Не стану повторять, что уже написано в брошюре Ал. Т. Тарасенкова о последних минутах Гоголя, несомненно для меня одно, что болезнь Гоголя была органическое, наследственное расстройство желудка; я слышал от него, как они в Италии пировали в каком-то отеле, и Гоголь становился на бочку и произносил похвальные речи повару. Но эти обеды ему никогда не проходили даром. Он сам рассказывал мне, как он хворал желудком. Дело в том, что его отец умер на том же году жизни и таким же загадочным недугом[5], в котором все-таки было замет­но органическое расстройство желудка.

Когда Николай Васильевич лежал боль­ной, приехал Михаил Семенович Щеп­кин и звал его на блины: была маслени­ца, и так рассказывал аппетитно о своих блинах, что у Гоголя невольно загорелись глаза: «Отойди ты от меня, сатана, ты меня искушаешь».
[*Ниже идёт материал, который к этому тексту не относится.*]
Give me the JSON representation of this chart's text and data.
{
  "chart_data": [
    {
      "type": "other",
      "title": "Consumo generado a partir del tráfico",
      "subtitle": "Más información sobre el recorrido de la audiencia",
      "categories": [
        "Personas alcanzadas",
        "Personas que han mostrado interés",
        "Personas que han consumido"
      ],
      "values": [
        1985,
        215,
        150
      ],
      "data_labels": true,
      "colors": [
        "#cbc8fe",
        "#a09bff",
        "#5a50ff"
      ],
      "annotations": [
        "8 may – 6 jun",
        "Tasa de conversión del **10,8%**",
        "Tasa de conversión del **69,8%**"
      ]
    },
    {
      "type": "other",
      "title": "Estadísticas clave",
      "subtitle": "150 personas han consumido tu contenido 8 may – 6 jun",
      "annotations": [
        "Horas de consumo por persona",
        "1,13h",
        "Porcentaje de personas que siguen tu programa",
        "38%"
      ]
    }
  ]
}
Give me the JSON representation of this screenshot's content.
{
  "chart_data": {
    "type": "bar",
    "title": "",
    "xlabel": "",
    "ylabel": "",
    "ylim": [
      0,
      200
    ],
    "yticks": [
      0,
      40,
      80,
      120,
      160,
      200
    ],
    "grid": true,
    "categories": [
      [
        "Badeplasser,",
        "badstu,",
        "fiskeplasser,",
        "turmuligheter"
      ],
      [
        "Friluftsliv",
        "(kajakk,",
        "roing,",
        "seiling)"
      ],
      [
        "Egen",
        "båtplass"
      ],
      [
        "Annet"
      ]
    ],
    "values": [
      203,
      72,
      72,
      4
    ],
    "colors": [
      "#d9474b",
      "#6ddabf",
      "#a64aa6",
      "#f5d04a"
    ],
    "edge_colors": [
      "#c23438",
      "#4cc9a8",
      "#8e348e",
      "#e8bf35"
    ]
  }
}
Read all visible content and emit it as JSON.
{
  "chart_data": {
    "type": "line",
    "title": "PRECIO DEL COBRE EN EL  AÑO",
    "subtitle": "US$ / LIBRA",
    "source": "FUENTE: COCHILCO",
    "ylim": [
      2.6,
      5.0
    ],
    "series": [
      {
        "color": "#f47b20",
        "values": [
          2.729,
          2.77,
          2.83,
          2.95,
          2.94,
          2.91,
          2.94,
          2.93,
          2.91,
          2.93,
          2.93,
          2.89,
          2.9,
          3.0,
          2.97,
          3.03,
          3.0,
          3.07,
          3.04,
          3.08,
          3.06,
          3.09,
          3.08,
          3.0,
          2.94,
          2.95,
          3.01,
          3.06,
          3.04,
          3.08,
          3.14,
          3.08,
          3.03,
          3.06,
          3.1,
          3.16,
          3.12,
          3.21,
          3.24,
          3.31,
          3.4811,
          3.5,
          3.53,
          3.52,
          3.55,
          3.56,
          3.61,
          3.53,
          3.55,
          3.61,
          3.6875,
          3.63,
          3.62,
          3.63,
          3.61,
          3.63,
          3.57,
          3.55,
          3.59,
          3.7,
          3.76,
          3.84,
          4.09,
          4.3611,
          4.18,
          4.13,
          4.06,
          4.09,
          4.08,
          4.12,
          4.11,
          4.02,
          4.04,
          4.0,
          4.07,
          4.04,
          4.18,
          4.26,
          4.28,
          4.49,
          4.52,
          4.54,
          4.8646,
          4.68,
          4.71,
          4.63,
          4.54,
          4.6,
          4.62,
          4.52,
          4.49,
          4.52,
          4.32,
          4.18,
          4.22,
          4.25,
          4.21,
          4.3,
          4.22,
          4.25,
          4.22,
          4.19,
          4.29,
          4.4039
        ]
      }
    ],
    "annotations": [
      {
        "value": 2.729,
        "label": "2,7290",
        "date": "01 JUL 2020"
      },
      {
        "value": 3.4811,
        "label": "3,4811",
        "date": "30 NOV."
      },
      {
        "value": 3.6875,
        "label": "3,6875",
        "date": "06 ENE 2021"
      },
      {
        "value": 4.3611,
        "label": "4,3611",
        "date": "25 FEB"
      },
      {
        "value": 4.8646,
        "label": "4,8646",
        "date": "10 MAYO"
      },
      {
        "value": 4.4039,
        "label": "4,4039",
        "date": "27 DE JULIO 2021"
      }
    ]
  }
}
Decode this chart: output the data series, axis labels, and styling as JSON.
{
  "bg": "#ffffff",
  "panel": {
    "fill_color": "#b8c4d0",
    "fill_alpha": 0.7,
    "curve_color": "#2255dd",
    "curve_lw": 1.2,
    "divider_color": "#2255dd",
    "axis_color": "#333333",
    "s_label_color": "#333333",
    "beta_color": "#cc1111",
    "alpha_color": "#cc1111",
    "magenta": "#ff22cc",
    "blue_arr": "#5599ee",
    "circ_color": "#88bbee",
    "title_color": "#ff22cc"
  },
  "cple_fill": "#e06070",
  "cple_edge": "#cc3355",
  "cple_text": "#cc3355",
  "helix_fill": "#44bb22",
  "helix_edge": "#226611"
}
Не стану описывать возмутительное отношение к похоронам Гоголя, того Го­голя, который написал Тараса Бульбу, который до сих пор подымает дух не толь­ко русского, но и всего славянства. Не могу не упомянуть, что в Англии некто написал несколько писем, которые вызывали патриотические чувства, и парламент за три-четыре письма назначил ему громадную пожизненную пенсию. Вот это так.

Слова Гоголя точно были пророчеством: мне пришлось рисовать блюдо на коронацию великого Государя Александра Николаевича, и блюдо это одним материалом – золотом – стоило 40.000 рублей.

Все же я был очень молод и скорее чувствовал, чем понимал, этих великих людей.



[1] Дата рождения В. О. Шервуда уточнена по архивным источникам.

[2] Известно, что в 1841 г. в Риме Гоголь читал «Ревизора» у княгини 3инаиды Александровны Волконской в Pallazzo Poli. Однако сведениями о при­сутствии на этом чтении Ю. Ф. Самарина мы не располагаем.

[3] Альмавива – широкий мужской плащ-накидка без рукавов, модный в первой половине ХIХ в.

[4] Этим чиновником был сын священника Иоанна Никольского, настоятеля церкви Преподобного Саввы Освященного на Девичьем поле, духовника Гоголя.

[5] Гоголь умер на 43-м году жизни, его отец – на 48-м. По свидетельствам современни­ков, Гоголь был убежден, что ему суждено умереть в том же возрасте, в котором умер его отец и от той же болезни. О диагнозе пред­смертной болезни писателя у специалистов нет единого мнения.